During the two decades that have elapsed since then, every move the band has made has been, in some way, a reaction to the legacy of The Joshua Tree. Rattle and Hum was an extension of the album, further exploring American music forms such as blues, gospel, and soul. Then, inevitably, U2 got tired of living in their own shadow, and both Achtung Baby and Zooropa chipped away at expectations of the band. When they finally realized there was no escaping their iconic status sealed by The Joshua Tree, U2 mocked it on Pop. By then, though, fans had grown weary of the band’s experimentation, and U2 have spent their last two albums trying to recapture the radio-friendly sound of their 1987 opus. So, by the way, has an entire generation of bands.
The reach of The Joshua Tree‘s legacy is nearly impossible to assess, so it’s little wonder that U2 is reissuing it. And, in typical U2 fashion, they’re reissuing it on a grandiose scale in four different versions. First, there’s simply the remastered version, featuring the same tracks with better sound. Second, there’s the “Deluxe” edition, which is not only remastered, but also comes with an album of rarities. Then, there’s the “Super Deluxe” edition, which bests the mere “Deluxe” edition by adding a DVD. Finally, there’s the vinyl version that includes the original album and the additional material. Yes, it all sounds like a marketing ploy worthy of Microsoft.

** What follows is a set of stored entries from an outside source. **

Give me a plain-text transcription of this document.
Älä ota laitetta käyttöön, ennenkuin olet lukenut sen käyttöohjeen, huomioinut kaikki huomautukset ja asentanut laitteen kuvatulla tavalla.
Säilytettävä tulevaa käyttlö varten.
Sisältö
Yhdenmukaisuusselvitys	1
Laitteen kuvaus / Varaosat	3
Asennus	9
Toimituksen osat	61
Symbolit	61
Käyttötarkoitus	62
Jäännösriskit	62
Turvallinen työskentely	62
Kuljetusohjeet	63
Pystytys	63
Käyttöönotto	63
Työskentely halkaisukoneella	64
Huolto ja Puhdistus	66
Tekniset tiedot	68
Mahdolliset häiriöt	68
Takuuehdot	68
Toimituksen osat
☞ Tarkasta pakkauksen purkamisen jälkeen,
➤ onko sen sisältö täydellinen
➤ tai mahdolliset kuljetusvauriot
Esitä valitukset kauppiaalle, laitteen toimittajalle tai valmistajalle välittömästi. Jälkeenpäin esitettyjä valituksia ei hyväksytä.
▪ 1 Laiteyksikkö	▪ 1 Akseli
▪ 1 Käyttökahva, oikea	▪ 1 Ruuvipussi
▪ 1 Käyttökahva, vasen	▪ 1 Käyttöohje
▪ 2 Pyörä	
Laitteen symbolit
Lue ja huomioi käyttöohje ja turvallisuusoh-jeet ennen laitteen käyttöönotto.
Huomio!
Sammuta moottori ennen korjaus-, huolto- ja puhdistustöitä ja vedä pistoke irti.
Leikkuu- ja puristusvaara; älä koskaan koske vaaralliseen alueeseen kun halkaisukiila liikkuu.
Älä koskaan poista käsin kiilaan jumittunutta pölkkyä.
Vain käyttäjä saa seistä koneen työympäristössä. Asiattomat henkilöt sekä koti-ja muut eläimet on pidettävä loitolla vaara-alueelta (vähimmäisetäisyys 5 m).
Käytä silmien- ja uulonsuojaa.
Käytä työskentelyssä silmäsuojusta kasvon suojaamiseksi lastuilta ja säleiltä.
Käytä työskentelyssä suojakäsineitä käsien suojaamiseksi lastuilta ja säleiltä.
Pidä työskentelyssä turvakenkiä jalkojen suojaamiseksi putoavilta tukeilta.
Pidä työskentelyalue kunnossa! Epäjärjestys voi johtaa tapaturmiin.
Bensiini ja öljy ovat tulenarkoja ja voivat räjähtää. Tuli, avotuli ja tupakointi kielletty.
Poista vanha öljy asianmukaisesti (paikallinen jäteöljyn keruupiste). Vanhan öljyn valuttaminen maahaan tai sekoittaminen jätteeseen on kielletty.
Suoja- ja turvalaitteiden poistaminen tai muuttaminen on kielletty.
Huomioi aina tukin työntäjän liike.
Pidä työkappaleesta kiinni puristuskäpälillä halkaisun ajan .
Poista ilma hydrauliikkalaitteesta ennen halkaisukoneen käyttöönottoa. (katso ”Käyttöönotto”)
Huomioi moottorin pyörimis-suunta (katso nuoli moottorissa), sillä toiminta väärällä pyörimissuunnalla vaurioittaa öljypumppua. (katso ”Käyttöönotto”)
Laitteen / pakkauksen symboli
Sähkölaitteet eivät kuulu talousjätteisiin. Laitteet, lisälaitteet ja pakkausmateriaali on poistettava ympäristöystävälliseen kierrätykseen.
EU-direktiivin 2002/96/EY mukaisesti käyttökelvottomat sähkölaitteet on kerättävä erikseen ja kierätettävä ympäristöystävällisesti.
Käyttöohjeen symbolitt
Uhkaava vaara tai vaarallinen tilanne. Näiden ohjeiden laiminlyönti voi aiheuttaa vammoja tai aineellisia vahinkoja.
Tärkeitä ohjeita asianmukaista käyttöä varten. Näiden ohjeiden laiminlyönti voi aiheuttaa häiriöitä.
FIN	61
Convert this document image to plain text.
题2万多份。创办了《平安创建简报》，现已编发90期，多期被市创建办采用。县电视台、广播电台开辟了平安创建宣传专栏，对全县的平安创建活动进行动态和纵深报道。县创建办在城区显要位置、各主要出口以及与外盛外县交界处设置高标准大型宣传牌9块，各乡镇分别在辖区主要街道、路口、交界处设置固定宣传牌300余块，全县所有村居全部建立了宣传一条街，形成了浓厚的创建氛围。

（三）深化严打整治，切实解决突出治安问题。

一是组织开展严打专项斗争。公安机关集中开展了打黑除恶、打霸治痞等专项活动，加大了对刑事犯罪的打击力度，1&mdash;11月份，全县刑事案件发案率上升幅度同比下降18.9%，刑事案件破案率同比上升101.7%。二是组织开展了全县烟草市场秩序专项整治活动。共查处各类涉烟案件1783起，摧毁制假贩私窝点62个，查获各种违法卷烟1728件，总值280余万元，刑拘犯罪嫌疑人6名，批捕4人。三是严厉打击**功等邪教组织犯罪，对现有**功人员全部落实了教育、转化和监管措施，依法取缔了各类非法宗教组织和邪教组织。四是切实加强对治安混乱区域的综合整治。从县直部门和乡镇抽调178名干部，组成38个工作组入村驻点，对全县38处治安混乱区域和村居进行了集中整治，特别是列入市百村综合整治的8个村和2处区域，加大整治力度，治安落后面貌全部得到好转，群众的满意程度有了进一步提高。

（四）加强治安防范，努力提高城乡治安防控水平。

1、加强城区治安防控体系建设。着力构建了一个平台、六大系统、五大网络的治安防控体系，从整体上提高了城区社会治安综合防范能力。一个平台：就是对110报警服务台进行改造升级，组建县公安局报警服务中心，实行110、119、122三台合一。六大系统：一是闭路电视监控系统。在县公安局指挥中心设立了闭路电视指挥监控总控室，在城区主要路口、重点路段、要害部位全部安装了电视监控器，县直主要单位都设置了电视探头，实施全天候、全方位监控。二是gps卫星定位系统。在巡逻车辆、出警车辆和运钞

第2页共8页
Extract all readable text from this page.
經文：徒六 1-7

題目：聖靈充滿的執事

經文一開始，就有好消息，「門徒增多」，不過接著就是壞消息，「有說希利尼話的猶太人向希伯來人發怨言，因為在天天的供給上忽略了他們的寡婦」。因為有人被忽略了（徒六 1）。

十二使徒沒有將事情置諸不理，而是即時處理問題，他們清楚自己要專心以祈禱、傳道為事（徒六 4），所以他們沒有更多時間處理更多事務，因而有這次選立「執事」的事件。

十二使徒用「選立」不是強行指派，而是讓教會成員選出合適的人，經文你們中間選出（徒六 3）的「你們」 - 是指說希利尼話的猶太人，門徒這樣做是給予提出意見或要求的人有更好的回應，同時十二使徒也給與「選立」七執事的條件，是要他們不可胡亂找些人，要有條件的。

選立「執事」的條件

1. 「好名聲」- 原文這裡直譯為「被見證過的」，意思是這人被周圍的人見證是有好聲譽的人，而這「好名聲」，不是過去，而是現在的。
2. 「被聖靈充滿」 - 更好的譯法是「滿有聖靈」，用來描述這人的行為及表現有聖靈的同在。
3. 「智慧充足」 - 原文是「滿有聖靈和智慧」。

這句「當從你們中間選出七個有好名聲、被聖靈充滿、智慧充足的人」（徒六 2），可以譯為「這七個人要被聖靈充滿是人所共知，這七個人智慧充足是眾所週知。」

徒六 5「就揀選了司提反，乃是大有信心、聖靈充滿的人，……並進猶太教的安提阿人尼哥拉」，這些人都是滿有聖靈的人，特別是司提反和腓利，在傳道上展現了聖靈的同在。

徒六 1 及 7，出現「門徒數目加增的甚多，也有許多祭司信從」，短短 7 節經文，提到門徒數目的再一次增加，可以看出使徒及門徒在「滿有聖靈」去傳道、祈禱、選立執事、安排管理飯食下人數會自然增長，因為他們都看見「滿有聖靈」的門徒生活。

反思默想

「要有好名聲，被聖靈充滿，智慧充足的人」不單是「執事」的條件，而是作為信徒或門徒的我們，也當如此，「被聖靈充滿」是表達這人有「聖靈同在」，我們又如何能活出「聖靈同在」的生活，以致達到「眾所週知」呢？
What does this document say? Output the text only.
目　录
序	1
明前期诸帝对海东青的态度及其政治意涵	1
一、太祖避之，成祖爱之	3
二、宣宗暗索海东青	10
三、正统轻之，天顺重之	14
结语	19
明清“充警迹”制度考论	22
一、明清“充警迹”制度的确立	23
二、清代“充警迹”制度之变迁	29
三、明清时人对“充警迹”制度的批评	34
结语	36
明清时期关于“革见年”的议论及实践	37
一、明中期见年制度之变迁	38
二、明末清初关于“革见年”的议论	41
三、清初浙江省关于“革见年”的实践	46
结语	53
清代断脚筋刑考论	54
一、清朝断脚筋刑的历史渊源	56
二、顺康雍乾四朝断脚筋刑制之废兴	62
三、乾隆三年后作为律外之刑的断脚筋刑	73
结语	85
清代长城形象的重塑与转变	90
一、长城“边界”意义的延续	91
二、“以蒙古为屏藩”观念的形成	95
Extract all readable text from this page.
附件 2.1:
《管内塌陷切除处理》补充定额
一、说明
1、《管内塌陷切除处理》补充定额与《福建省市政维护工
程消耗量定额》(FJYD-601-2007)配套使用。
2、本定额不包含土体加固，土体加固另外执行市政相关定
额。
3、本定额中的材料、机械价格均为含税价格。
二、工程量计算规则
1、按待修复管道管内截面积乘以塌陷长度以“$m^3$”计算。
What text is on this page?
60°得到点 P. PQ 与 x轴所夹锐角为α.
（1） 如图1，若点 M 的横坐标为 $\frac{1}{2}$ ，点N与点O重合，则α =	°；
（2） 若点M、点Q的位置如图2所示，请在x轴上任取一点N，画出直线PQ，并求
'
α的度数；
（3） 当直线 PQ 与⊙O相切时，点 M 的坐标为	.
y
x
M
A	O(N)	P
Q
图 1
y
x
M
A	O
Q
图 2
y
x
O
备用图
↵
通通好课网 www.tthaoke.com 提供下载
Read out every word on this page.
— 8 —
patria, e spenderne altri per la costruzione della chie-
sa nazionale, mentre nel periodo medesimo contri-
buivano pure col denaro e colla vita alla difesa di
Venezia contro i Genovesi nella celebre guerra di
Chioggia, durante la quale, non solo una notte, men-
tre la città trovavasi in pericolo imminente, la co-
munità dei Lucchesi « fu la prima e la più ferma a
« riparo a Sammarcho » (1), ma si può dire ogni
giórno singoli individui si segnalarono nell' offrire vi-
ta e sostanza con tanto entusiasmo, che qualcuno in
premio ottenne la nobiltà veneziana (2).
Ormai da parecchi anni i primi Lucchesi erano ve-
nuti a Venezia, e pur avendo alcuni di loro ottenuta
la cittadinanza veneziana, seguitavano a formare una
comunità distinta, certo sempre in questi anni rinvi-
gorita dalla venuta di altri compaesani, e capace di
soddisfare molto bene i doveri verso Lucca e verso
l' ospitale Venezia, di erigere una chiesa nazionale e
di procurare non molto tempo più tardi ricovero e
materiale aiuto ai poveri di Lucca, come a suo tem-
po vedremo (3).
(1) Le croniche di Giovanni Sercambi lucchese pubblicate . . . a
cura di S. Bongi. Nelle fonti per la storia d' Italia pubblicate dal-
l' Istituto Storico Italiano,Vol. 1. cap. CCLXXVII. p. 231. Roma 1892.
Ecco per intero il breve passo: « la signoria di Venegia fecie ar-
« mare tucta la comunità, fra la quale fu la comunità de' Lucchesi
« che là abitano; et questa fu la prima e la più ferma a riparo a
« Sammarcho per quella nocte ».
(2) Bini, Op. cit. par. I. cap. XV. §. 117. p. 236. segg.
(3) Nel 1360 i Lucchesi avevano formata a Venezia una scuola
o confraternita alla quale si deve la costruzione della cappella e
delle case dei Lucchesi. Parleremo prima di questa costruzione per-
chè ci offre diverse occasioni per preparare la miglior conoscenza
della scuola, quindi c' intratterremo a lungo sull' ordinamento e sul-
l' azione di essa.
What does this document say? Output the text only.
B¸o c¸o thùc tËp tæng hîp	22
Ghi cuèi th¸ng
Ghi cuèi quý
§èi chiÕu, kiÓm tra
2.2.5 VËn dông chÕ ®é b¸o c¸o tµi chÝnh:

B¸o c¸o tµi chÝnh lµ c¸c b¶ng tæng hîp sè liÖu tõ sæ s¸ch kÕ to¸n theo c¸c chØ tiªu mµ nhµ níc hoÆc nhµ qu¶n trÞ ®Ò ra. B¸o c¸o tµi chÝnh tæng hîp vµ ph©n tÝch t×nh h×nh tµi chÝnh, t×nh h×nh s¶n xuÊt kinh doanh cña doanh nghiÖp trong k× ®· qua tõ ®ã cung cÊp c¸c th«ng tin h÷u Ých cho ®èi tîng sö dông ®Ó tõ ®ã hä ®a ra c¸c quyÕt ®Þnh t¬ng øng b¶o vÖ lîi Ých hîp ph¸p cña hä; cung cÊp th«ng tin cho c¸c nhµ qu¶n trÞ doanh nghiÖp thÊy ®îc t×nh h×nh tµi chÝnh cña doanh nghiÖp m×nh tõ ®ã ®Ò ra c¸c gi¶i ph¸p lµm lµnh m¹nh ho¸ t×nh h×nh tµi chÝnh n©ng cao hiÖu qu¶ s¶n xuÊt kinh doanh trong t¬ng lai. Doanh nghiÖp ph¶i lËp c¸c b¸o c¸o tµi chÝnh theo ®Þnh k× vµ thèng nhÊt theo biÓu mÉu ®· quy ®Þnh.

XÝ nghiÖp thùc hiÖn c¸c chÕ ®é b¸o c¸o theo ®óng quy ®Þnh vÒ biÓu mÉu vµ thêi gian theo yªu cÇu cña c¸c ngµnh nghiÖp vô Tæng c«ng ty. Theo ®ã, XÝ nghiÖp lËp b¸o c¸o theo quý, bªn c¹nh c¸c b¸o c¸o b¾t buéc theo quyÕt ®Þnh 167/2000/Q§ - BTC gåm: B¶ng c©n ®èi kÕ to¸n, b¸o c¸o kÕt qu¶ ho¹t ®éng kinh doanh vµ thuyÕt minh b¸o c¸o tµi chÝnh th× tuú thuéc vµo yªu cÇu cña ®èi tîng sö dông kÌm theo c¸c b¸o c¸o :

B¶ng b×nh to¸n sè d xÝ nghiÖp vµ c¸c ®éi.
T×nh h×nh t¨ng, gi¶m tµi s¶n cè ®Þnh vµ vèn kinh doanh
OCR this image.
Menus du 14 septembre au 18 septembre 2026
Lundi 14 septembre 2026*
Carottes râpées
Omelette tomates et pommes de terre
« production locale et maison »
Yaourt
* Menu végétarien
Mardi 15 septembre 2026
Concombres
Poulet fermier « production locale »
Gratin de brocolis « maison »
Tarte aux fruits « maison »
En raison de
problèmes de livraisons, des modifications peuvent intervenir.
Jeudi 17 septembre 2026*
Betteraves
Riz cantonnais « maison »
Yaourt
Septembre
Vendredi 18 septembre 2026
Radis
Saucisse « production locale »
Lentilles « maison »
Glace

And a marketing ploy it just might be. Unfortunately, while the album is an undeniable classic and masterpiece, these reissues offer little for the average fan. With vinyl becoming increasingly popular, the vinyl version will make an obligatory addition to one’s record collection. This is due to the format, however, not the additional content. When it comes to that, there’s little of value here. With the exception of a couple of tracks like “Spanish Eyes” and “Silver and Gold” there’s not much to compel somebody who doesn’t already own the album to go out and buy one of these reissue versions. As far as the DVD, the documentary is mildly intriguing, but not worthy of repeated viewings. The same holds true of the vintage concert. Who, after all, hasn’t seen concert footage from this era? And if your reason for purchasing one of these reissues is the improved sound quality, it still possesses the muffled sheen of many recordings of the ’80s, which was a low point for production values.
So while the original album, no doubt, deserves a 10 rating, the same cannot be said for these reissues. Reissues must be judged by what else they offer, other than the original material in the original sound. As painful as it is to say, U2 has finally fallen victim to their own holiday marketing scheme (they’ve released a product every holiday season since before the turn of the millennium). Rather than giving their fans something of substance, they’re now exploiting their own legacy. Yes, the album cover reveals quite a lot. Alas, U2, and what they have come to stand for, come into clear view.